Verstappen hatte während des gesamten Rennens mit schlechtem Handling und Problemen bei der elektrischen Energieabgabe zu kämpfen, war aber vor dem Dreher noch im Rennen um den dritten Platz. Später beschrieb er das Flügelproblem als extrem gefährlich und äußerte seinen Frust darüber, dies in zwei aufeinanderfolgenden Rennen erlebt zu haben.
Red-Bull-Teamchef Laurent Mekies zeigte Verständnis für den Ärger des Fahrers und bestätigte, dass es sich um eine andere Art von Defekt handelte als in Österreich. Er kündigte an, dass das Team das Design des rotierenden Heckflügels überprüfen werde, um weitere Vorfälle zu verhindern.

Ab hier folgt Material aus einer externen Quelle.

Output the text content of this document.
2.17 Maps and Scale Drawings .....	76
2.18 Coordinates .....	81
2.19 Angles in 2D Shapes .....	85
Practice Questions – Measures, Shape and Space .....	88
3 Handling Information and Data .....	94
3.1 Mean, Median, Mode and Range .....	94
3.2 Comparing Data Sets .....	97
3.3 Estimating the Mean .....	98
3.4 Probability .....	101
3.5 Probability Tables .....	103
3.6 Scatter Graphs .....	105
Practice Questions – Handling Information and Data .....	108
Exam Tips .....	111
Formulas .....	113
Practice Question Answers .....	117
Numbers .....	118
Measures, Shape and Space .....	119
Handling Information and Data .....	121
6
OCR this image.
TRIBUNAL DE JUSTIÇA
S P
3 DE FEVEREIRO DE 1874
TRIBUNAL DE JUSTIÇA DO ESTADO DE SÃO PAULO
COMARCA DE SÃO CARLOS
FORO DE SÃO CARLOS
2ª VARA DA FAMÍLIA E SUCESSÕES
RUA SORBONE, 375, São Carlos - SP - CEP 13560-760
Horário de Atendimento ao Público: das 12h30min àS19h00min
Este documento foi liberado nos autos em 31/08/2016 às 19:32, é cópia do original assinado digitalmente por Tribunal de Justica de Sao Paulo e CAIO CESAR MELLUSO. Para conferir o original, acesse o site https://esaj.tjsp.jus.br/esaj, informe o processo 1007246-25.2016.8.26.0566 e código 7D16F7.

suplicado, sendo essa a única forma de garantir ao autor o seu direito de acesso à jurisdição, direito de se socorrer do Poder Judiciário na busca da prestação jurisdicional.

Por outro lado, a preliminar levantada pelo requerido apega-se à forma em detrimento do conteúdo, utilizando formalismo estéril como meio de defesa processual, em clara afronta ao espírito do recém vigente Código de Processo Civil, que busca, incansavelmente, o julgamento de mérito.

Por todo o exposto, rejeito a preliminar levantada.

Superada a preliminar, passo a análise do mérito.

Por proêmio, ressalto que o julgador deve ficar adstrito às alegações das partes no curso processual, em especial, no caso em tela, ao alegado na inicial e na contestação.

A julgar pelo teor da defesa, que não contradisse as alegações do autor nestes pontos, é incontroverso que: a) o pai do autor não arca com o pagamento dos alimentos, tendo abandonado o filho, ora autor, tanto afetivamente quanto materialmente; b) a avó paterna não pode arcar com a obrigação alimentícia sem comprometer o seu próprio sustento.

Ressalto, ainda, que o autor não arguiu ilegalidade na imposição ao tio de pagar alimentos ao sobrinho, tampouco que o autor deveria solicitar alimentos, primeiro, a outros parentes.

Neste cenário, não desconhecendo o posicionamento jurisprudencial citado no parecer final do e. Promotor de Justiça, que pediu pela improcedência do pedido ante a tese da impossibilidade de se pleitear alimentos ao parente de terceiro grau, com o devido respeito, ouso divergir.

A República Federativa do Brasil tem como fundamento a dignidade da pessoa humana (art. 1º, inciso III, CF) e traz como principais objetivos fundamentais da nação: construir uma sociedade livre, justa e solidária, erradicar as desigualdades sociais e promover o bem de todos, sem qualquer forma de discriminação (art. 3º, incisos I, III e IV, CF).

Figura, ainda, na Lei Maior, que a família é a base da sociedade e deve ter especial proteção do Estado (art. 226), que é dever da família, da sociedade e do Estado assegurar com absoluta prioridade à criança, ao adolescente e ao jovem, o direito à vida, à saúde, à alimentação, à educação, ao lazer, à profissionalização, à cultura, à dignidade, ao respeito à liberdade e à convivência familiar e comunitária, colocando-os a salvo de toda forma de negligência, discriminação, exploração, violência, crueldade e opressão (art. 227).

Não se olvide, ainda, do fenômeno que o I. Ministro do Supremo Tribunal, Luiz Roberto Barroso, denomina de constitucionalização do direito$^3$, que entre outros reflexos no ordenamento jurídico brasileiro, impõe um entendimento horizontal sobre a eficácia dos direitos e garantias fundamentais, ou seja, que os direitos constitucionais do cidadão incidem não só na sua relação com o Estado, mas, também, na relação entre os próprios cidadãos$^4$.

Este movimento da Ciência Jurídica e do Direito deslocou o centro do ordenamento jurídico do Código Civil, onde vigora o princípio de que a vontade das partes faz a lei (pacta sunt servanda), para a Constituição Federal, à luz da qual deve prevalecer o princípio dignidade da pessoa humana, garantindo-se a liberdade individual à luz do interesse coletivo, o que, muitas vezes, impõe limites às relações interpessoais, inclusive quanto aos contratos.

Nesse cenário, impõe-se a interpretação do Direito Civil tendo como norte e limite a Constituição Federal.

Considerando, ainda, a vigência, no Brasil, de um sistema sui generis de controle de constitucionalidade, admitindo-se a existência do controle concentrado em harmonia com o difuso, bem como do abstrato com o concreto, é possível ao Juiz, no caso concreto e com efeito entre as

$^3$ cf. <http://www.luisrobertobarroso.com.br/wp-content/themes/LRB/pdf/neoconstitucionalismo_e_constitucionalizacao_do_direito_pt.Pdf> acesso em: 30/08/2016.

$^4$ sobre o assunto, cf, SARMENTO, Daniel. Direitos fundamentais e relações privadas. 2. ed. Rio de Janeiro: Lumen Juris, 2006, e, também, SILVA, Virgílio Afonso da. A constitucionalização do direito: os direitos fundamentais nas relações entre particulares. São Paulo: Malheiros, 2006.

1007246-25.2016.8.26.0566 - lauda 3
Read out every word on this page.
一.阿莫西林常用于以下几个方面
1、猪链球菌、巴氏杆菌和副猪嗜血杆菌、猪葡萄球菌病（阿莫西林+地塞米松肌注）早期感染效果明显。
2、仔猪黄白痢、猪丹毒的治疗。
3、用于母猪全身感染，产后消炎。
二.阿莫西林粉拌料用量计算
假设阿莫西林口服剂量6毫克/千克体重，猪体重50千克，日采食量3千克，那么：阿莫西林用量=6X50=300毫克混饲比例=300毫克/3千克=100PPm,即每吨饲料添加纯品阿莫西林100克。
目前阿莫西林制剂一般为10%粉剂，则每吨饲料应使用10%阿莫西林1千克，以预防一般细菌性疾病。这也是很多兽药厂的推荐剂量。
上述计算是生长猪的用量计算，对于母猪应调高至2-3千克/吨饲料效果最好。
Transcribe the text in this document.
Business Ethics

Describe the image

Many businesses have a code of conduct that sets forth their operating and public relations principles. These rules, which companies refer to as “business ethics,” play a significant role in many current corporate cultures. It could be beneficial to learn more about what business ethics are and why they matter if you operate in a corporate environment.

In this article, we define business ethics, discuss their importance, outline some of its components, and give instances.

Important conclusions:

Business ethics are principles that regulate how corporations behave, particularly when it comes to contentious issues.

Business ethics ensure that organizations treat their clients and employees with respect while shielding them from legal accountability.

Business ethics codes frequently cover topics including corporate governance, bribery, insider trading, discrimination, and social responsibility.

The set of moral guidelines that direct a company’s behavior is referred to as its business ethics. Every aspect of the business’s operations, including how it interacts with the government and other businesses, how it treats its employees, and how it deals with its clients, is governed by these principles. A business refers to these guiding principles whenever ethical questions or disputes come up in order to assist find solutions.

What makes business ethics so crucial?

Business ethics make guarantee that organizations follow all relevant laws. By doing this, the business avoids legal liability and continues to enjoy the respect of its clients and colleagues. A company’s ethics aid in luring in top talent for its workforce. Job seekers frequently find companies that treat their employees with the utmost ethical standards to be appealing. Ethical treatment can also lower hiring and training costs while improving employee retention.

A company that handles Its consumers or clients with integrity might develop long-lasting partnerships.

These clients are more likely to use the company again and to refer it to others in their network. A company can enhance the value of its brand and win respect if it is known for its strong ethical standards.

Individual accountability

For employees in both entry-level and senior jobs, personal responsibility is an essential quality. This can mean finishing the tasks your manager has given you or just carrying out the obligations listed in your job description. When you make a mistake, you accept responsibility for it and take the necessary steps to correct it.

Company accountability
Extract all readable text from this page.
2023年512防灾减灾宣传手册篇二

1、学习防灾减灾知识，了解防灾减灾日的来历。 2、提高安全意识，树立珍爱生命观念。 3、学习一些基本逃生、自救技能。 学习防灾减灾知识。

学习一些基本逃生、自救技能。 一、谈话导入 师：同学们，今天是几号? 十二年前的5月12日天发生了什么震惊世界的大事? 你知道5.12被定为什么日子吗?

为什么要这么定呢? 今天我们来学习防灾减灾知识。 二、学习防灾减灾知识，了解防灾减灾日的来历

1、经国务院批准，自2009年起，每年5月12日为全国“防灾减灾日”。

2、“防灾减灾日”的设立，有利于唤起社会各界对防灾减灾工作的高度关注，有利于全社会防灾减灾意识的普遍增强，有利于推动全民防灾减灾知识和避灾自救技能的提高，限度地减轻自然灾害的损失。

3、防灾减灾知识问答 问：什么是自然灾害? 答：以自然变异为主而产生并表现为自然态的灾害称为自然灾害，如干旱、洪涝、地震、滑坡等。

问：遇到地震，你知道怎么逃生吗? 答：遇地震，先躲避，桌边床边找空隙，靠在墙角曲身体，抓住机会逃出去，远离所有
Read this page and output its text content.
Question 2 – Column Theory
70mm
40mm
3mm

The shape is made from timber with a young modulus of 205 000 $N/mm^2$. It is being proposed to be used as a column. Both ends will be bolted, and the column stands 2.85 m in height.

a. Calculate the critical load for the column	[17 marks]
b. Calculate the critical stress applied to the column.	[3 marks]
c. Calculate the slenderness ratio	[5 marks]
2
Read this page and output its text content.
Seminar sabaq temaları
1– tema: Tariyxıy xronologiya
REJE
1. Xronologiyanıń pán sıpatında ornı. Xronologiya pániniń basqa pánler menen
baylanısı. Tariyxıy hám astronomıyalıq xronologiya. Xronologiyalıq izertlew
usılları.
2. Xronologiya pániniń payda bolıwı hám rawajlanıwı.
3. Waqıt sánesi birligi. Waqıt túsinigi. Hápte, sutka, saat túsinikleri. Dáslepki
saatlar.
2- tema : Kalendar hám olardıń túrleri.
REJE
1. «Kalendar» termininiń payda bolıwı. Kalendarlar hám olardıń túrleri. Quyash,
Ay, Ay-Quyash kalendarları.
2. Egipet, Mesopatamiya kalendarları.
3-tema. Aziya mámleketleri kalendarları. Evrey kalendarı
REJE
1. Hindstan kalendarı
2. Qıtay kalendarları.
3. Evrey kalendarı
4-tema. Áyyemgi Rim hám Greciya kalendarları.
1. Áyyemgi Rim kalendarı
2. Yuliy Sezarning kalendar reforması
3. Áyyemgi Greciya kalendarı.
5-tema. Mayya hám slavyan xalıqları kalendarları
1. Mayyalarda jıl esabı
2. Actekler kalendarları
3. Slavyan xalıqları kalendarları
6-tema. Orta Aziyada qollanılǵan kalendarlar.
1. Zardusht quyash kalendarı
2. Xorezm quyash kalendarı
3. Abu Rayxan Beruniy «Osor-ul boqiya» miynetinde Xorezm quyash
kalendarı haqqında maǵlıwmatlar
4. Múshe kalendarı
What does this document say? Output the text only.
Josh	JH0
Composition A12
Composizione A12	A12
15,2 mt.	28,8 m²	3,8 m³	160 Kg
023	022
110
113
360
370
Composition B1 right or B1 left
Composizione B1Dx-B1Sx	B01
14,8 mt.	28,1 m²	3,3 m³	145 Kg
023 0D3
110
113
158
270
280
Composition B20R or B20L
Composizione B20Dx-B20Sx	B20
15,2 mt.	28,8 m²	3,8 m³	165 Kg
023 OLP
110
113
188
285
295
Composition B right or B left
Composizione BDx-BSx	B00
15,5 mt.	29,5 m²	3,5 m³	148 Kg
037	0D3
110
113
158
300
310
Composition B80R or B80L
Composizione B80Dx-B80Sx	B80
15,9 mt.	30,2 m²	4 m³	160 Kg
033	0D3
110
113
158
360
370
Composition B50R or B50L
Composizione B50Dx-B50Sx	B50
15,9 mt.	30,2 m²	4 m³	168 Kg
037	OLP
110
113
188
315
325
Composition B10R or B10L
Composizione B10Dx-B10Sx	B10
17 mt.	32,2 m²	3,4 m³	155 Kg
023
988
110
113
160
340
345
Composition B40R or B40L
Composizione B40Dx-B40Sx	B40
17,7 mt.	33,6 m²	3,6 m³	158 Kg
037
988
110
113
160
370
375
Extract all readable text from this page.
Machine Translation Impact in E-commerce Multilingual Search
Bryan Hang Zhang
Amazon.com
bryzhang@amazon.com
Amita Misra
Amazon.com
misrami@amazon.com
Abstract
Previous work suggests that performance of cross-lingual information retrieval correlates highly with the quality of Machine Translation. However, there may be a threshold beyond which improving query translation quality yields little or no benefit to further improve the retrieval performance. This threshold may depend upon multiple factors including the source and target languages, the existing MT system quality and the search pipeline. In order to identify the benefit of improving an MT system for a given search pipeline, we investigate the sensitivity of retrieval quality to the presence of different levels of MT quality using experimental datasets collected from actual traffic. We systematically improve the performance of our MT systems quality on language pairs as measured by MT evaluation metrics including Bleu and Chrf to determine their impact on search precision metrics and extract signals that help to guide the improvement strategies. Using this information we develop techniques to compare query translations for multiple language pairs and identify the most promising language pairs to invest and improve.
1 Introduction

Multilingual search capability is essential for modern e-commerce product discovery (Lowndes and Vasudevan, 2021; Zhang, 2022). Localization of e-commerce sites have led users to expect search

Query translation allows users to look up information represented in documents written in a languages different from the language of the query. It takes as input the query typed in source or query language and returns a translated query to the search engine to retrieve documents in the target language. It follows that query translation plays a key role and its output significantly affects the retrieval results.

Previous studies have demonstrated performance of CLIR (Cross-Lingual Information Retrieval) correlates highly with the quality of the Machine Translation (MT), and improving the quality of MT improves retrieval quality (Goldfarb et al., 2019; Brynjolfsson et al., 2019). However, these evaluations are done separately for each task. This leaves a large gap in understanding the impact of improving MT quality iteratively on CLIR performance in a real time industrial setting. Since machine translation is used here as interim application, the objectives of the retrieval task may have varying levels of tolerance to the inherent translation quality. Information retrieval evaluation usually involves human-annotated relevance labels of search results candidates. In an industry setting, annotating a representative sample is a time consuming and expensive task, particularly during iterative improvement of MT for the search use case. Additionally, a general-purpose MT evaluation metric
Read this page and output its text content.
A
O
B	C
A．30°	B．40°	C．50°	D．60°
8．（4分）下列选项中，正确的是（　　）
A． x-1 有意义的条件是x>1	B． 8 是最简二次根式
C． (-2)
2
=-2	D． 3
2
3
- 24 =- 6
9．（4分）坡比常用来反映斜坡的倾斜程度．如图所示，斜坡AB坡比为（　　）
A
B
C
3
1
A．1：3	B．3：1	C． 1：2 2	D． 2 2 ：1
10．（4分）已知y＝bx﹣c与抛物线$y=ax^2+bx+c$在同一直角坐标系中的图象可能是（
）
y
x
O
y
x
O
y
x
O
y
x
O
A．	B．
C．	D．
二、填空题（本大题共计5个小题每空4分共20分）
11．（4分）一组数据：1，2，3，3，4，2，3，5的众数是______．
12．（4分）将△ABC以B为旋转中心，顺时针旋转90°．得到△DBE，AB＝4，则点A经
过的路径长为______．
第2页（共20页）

Verstappen hatte das Team nach dem Qualifying dazu gedrängt, die Antriebseinheit zu tauschen und aus der Boxengasse zu starten, doch diese Entscheidung wurde nicht getroffen. Mekies erklärte, dass ein Start aus der Boxengasse wahrscheinlich zu schlechteren Ergebnissen geführt hätte als das Rennen mit dem bestehenden Setup.
Der vierfache Weltmeister erklärte zudem, er habe wenig Interesse an Gesprächen mit der Red-Bull-Führung vor dem Großen Preis von Belgien und sehe kaum Chancen auf eine Wende im späten Saisonverlauf auf Strecken, die wenig Energie bieten.